Preoperative Laboratory Data
Verification of certain laboratory data is critical to check on the day of the procedure as these patients are subject to day-to-day changes.
Potassium
Patients with CKD or ESRD often have higher serum potassium levels than patients without renal dysfunction. Hyperkalemia is essential to diagnose and treat because it can be life-threatening due to the effect of increased potassium on electrical activity of the heart. Therefore, hyperkalemia may produce ECG changes, starting with peaked T waves and progressing to P wave widening and flattening, and as the PR segment lengthens, the P waves disappear. There are no recommendations for absolute levels of preoperative potassium levels that are considered safe; thus there is variability between hospital protocols in terms of which procedures need to be canceled and rescheduled based on findings of hyperkalemia on the day of the procedure. It is worth noting that the serum potassium level is closely related with serum pH; thus if the patient is acidotic, reevaluation of serum potassium level must be considered after pH is corrected. At our institution, a potassium level higher than 6.0 mmol/L prompts a discussion between the anesthesiologist and surgeon regarding the need for urgent hemodialysis prior to the procedure. One additional consideration is that venous potassium levels can sometimes falsely be higher than arterial levels, and obtaining an arterial blood sample may be useful in confirming the correct true potassium level [5].
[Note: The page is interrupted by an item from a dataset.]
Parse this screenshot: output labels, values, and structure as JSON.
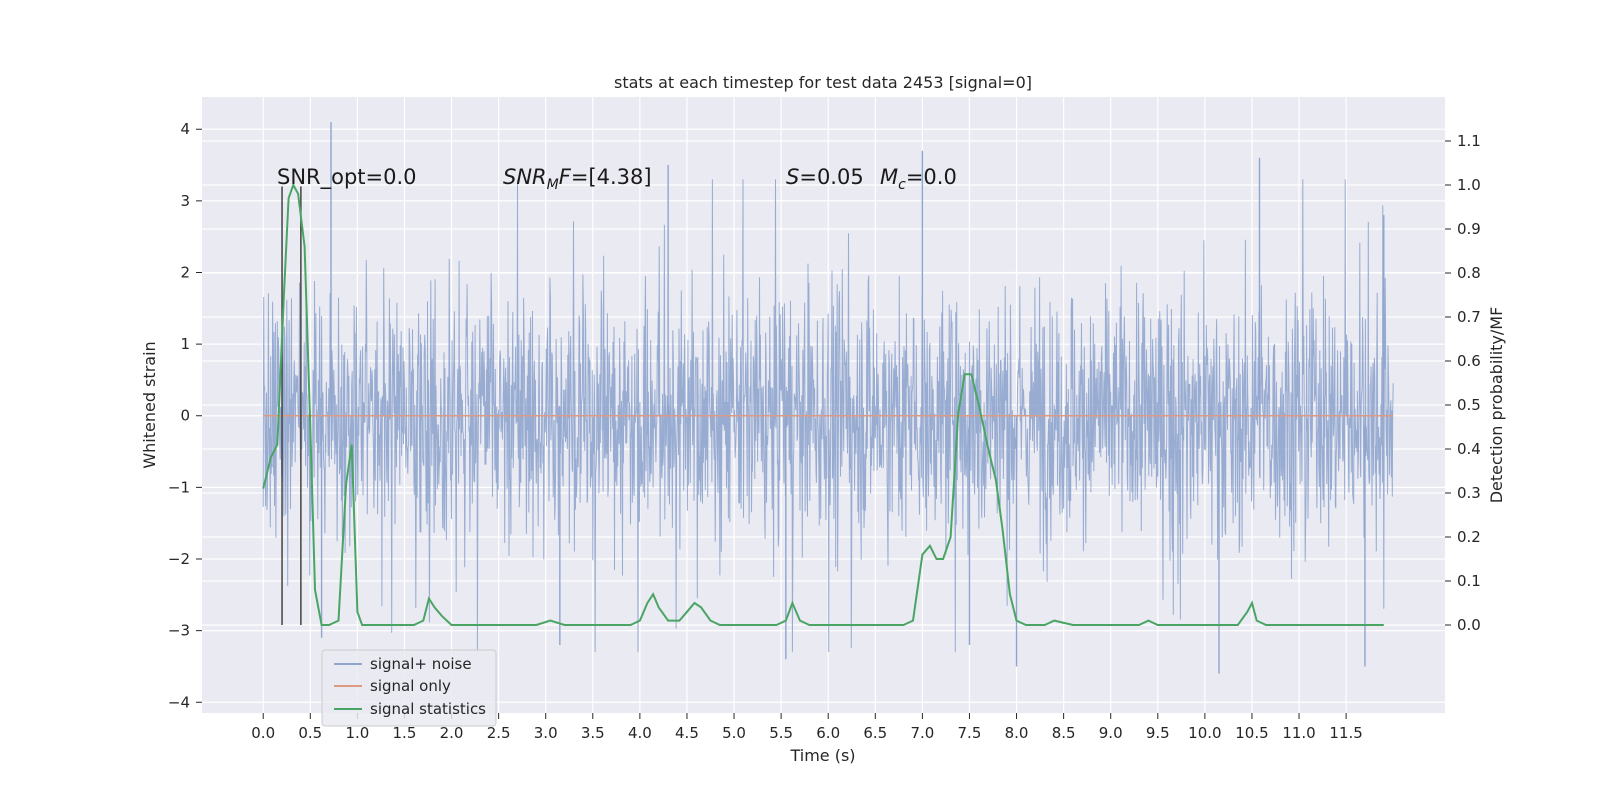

Occasionally, some patients have a lower preoperative potassium level (<3.5 mmol/L). A lower potassium level is not as dangerous for the patient as much as higher potassium levels. Therefore, correction is required only if it is associated with frequent cardiac arrhythmias or with significant ECG changes such as QT prolongation. It is extremely difficult to correct hypokalemia in a patient with ESRD, and a nephrologist or cardiologist should be involved in the process to avoid overcorrection and possible cardiac effects.